New Oxysulfide Perovskites for Photocatalytic and Photovoltaic Applications

PART 1: NON-TECHNICAL SUMMARY

Perovskite materials are ternary metal oxides known to be useful as solar cell materials where solar energy can be absorbed and stored. They are stable in aqueous and acidic environments and are generally composed of highly abundant elements; however, they are plagued by low photovoltaic efficiencies and low stability. The primary challenge is to increase this efficiency while maintaining the stability and use of abundant, nontoxic elements.

To address this issue at a fundamental materials chemistry level, this project, supported by the Solid State and Materials Chemistry program in the Division of Materials Research, is focused on establishing synthetic strategies to prepare a new class of materials, sulfide and oxysulfide perovskites. The syntheses of sulfide and oxysulfide perovskites are not well known or understood.

Outcomes from this project will lay the foundation to impact solar energy technology to benefit society’s future energy needs. Additionally, as part of this project, graduate and undergraduate students are actively involved in hands-on training, scientific workshops and conferences, and mentorship experiences.

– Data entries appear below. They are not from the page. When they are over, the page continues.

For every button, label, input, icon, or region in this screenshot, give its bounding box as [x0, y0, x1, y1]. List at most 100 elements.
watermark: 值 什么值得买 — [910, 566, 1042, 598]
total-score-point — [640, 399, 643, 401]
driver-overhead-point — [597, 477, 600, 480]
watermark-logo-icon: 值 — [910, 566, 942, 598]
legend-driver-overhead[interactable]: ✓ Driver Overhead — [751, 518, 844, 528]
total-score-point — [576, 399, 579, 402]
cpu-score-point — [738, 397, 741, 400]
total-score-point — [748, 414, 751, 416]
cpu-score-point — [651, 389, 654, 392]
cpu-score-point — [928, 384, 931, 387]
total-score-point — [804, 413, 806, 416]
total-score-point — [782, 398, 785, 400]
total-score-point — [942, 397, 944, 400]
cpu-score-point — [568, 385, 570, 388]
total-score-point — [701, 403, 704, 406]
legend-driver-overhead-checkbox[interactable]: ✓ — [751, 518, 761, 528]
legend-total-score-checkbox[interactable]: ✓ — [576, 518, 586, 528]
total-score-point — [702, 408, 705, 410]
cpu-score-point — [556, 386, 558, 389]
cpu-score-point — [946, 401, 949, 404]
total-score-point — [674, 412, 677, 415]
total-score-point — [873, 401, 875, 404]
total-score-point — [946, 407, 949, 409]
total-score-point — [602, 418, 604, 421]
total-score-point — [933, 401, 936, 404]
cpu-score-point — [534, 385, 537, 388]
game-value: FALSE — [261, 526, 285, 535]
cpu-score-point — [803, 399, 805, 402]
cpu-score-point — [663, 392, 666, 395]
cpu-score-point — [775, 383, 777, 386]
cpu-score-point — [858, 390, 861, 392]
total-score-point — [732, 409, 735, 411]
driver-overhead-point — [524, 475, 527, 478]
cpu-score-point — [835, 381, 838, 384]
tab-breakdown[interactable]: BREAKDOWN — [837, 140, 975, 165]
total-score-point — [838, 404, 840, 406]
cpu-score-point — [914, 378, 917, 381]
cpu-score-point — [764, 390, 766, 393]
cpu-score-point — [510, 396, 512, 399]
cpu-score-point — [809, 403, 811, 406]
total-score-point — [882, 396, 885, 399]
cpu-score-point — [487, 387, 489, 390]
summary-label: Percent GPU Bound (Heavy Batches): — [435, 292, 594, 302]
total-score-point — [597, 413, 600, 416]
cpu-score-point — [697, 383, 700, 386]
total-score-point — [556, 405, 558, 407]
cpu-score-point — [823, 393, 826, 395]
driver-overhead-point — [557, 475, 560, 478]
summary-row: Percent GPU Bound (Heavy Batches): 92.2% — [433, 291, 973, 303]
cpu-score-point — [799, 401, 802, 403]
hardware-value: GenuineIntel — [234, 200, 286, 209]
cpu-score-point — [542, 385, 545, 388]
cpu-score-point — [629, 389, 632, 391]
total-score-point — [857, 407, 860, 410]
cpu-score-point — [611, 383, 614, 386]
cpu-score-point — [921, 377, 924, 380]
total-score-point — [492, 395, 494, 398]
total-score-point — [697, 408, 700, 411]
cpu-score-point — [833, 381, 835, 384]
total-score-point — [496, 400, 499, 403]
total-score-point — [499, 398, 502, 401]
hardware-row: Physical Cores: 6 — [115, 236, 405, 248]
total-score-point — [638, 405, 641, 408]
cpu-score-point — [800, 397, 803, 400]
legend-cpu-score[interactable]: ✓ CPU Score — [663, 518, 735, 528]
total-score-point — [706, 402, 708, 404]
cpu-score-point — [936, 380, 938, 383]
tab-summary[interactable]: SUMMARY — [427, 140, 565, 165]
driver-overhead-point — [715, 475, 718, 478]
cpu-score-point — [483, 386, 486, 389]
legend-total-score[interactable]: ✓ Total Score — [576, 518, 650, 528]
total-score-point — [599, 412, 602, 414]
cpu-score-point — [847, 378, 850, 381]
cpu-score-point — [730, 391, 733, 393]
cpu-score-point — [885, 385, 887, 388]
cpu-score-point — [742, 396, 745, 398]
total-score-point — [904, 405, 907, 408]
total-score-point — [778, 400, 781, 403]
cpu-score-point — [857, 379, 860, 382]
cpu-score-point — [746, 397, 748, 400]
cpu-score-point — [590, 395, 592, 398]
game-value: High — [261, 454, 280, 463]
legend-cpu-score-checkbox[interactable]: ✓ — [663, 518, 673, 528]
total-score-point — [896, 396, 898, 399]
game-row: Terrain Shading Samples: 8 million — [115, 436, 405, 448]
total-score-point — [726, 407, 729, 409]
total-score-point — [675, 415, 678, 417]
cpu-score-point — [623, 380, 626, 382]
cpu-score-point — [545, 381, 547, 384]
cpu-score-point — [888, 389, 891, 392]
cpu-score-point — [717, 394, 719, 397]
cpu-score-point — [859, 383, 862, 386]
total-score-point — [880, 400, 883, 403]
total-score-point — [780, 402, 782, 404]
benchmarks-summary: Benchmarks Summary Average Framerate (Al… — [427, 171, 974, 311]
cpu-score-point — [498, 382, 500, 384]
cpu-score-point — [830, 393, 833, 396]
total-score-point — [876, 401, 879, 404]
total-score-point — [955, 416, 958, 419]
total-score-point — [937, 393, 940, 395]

A suite of literature-based active learning and teaching tools on solid-state and materials chemistry is developed as part of this project as well and will be disseminated via the IONIC VIPeR website.

PART 2: TECHNICAL SUMMARY

This project, supported by the Solid State and Materials Chemistry program in the Division of Materials Research, is focused on establishing synthetic strategies of a new class of sulfide and oxysulfide perovskite materials, for which the syntheses are currently unknown or not understood. Conventional perovskites, ABO3 (A = s, d, or f metal and B = transition metal) are appealing solar energy materials because of their stability and inclusion of highly abundant elements.

One major limitation of ABO3, however, is that they typically possess band gaps that are too large to efficiently absorb and store solar energy. The motivation for synthesizing novel sulfide and oxysulfide perovskites, ABS3 and AB(O,S)3 is to establish stable inorganic materials that could exhibit higher efficiency when integrated into photovoltaic devices.

This project provides scientific training and career development of graduate and undergraduate students through hands-on experiences, scientific workshops and conferences, and mentorship. A suite of literature-based active learning and teaching tools advancing solid-state and materials chemistry education of chemistry undergraduates is developed as part of this project as well.

This award reflects NSF's statutory mission and has been deemed worthy of support through evaluation using the Foundation's intellectual merit and broader impacts review criteria.